US Treasury sanctioned wallets holding USDC funds from Tornado Cash frozen by Circle.
The cryptocurrency and blockchain space continues to develop at a rapid pace with the understanding on how certain aspects work and are being developed becoming more prevalent than ever with big decisions like this being made. Tornado Cash, a zero-knowledge proof-based private transaction protocol has been sanctioned by the US Treasury Department — and the development has industry leaders wondering what’s next.
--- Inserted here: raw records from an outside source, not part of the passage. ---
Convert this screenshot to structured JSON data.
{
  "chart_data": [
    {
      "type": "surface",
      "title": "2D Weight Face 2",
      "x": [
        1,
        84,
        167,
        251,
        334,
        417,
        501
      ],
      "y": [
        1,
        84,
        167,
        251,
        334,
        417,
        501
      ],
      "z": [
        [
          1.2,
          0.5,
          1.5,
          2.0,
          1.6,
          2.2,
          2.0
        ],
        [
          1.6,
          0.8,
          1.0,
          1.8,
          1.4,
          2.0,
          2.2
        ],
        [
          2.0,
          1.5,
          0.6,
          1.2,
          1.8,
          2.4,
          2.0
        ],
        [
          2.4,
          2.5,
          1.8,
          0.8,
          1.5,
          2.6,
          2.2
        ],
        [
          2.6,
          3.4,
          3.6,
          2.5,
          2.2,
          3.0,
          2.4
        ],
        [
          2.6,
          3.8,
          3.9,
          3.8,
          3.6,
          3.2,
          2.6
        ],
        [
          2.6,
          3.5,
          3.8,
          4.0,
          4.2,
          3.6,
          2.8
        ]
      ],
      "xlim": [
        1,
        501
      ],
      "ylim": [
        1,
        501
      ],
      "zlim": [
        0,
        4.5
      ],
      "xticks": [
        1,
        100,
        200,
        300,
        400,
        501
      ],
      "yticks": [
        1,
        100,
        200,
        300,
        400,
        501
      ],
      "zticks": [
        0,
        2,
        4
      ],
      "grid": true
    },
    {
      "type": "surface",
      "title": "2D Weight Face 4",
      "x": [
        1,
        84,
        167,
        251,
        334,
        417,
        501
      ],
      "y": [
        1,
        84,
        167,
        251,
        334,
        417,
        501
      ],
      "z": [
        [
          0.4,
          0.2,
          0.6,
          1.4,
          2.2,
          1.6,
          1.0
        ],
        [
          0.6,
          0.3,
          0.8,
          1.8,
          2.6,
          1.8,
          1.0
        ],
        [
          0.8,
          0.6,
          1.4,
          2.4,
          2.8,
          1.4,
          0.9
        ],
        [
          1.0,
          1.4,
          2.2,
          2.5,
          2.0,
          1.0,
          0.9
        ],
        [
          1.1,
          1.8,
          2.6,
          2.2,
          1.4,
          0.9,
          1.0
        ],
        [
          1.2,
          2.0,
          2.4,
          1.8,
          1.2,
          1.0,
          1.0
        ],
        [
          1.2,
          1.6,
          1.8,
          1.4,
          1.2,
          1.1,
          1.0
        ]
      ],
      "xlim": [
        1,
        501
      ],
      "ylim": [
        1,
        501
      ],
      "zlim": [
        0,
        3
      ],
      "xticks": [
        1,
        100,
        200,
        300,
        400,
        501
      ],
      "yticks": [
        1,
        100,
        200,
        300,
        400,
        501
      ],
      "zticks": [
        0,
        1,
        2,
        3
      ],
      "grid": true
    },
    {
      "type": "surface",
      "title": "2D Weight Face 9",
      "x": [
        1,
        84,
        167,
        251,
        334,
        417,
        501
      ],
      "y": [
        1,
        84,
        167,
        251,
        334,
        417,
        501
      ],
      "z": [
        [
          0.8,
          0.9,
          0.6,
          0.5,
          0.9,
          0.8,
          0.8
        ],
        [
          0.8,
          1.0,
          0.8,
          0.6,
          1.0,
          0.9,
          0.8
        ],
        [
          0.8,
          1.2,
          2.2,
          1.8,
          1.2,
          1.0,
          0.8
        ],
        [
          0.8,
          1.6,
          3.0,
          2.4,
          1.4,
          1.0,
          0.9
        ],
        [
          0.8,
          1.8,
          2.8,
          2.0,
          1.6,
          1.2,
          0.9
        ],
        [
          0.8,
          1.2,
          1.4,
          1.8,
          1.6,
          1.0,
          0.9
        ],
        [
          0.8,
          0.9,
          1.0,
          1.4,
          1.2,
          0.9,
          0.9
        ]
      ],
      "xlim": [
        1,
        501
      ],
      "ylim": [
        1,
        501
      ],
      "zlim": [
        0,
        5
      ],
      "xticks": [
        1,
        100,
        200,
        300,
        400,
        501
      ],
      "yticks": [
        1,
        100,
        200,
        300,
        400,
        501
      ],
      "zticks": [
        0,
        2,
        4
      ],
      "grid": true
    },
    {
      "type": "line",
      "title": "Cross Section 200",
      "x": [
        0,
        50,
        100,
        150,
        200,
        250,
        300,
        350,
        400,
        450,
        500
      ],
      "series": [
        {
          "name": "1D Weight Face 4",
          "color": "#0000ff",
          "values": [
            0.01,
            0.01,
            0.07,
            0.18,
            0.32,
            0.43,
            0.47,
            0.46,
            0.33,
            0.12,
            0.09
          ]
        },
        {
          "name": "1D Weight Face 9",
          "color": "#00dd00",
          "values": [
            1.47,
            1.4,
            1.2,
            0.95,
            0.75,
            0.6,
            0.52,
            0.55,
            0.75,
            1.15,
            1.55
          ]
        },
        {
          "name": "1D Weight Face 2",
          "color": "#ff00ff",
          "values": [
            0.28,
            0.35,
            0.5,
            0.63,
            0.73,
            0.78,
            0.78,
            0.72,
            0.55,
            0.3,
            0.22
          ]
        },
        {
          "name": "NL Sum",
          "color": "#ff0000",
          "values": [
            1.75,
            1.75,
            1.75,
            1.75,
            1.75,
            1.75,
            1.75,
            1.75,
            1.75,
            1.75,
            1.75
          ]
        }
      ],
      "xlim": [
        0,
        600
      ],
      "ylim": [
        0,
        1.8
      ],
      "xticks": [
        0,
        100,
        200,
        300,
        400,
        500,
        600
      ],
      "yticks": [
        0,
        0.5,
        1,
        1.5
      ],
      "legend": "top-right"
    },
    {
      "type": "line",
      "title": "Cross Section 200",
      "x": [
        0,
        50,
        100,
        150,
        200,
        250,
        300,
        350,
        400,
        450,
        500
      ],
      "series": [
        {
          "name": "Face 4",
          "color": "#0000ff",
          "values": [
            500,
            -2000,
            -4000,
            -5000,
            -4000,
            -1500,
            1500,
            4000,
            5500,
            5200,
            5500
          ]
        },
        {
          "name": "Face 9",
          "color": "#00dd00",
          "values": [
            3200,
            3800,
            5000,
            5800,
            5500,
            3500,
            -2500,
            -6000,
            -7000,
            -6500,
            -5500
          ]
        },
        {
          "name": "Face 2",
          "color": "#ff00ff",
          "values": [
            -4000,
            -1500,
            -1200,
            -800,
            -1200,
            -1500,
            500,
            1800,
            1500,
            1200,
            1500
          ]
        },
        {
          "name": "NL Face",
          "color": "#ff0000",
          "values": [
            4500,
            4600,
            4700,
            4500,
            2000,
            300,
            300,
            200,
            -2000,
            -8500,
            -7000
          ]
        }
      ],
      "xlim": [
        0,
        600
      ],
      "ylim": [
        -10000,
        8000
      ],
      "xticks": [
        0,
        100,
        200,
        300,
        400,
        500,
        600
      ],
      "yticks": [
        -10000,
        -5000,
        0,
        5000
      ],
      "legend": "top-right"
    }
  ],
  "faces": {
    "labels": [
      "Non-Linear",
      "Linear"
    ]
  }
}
The protocol has allegedly been used to launder more than $7 billion worth of virtual currency since its creation in 2019, the Treasury said in announcing the enforcement action. That includes the more than $455 million stolen by the Lazarus Group, a state-sponsored hacker collective with ties to North Korea. “The US clearly will not tolerate the excuse that mixers are purely neutral services,” said David Carlisle, who oversees policy and regulatory affairs for cryptoasset compliance firm Elliptic. “If a mixer is facilitating activity on behalf of threat actors, in OFAC's (Office of Foreign Assets Control) view it is fair game for sanctions itself — simple as that.”
Carlisle pointed out that many exchanges will likely face significant exposure to activity involving Tornado Cash and will have to be on the lookout to avoid processing prohibited transactions. Blockchain policy advocacy group Coin Center raised constitutional concerns over the sanctioning of Tornado Cash. “This particular usage of OFAC raises heightened constitutional concerns because it is, again, not a ban on one non-US person’s ability to use the financial system, it is instead a ban on effectively every American’s ability to use a particular open source software tool,” Coin Center’s executive director Jerry Brito & research director Peter Van Valkenburgh wrote.
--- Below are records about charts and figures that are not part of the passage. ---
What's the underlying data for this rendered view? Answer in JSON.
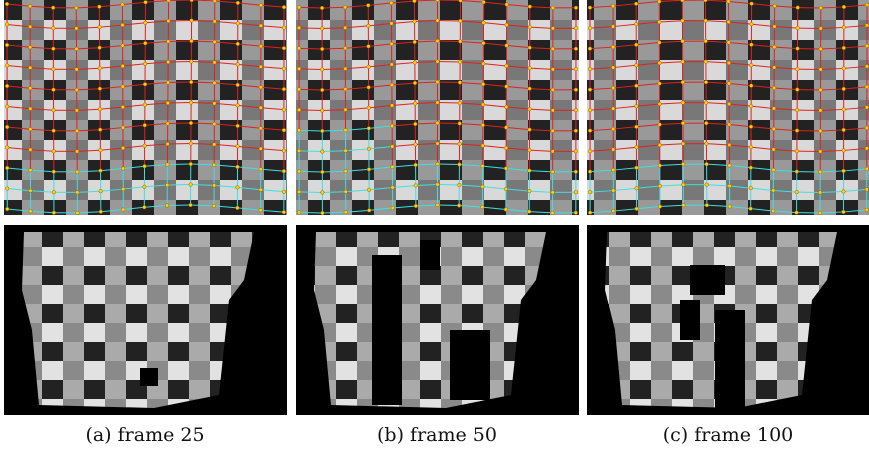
{
  "figure": {
    "captions": [
      "(a) frame 25",
      "(b) frame 50",
      "(c) frame 100"
    ]
  }
}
Coin Center also raised concerns about how the US would enforce these types of sanctions. Due to the nature of blockchains, any American could be sent money that is associated with Tornado Cash. With no way to reject transactions, one could be in violation without any association or malintent. The sanctions news has many industry leaders scrambling to process the implications. "I didn't know you could sanction a piece of code, so like everyone else I'm playing catch-up,” said Nansen’s Andrew Thurman.
Others were more pointed in their critiques. “The implications to those building privacy solutions on Ethereum may be huge because government and regulatory powers are notorious for being behind on technological innovation and not grasping it,” Hudson Jameson, Communications at Zcash. “Privacy is important so you don't get tracked for metadata or unfairly grouped into DPRK related activities because a government can't ascertain Tornado Cash's code."
Others had a more optimistic view. “Governments oppressing rights to financial freedom and privacy only further validates what we are building here, It’s natural that there will be resistance along the way. The reality is, they can sanction Tornado Cash but the smart contract will keep living on.” wrote Eric Conner, host of the Into the Ether podcast. Meanwhile, on Monday afternoon Circle froze the USDC funds in Tornado Cash's sanctioned wallets, and the GitHub accounts of the Tornado Cash team appeared to be suspended which has people starting to become confused with how the open source code development could be hurting individuals specifically.
Centre, the consortium behind the USD Coin (USDC) stablecoin, has blacklisted wallet addresses controlled by Tornado Cash following the US Treasury sanctions against the crypto mixer. Ethereum blockchain explorer data shows that Centre has stopped the movement of at least 75,000 USDC by blacklisting Tornado Cash wallets on the sanctions list. Among these addresses is Tornado Cash’s USDC pool, meaning those with USDC deposited on Tornado Cash may be unable to withdraw their funds. Circle did not detail the extent of the blacklisting in time for publication, but confirmed it had complied with the Office of Foreign Asset Control's latest measures.
"Circle is a regulated company and conforms to sanctions compliance requirements," said the firm in an email. "We have addressed the sanctions and blocked the addresses associated with OFAC’s Tornado Cash designation." The US Treasury has sanctioned Tornado Cash for allegedly helping to launder proceeds from crypto hacks for the North Korean hacking syndicate called Lazarus Group. This hacking cartel has been linked to several high-profile crypto hacks, including the attacks against the Ronin and Harmony crypto bridges.
By blacklisting the wallet addresses, Tornado Cash will no longer have access to the USDC funds in those wallets. This is because when Centre blacklists an address, the owner becomes unable to receive or transfer USDC funds on-chain from that address. The consortium does this by calling a particular function called “blacklist(address investor).” This is not the first time that Centre has blacklisted wallet addresses due to law enforcement or regulatory action. The consortium, formed by USD-issuer Circle and exchange platform Coinbase, froze about $100,000 in USDC belonging to a wallet address in July 2020. The company said the action was based on a law enforcement request. Rival stablecoin Tether has frozen 653 addresses on Ethereum over the last few years.
Beyond Circle's actions, Tornado Cash's site appears to be down. Its Github page has also disappeared in the hours since the OFAC announcement which has many people within the space keeping a close eye on what will or could be targeted next.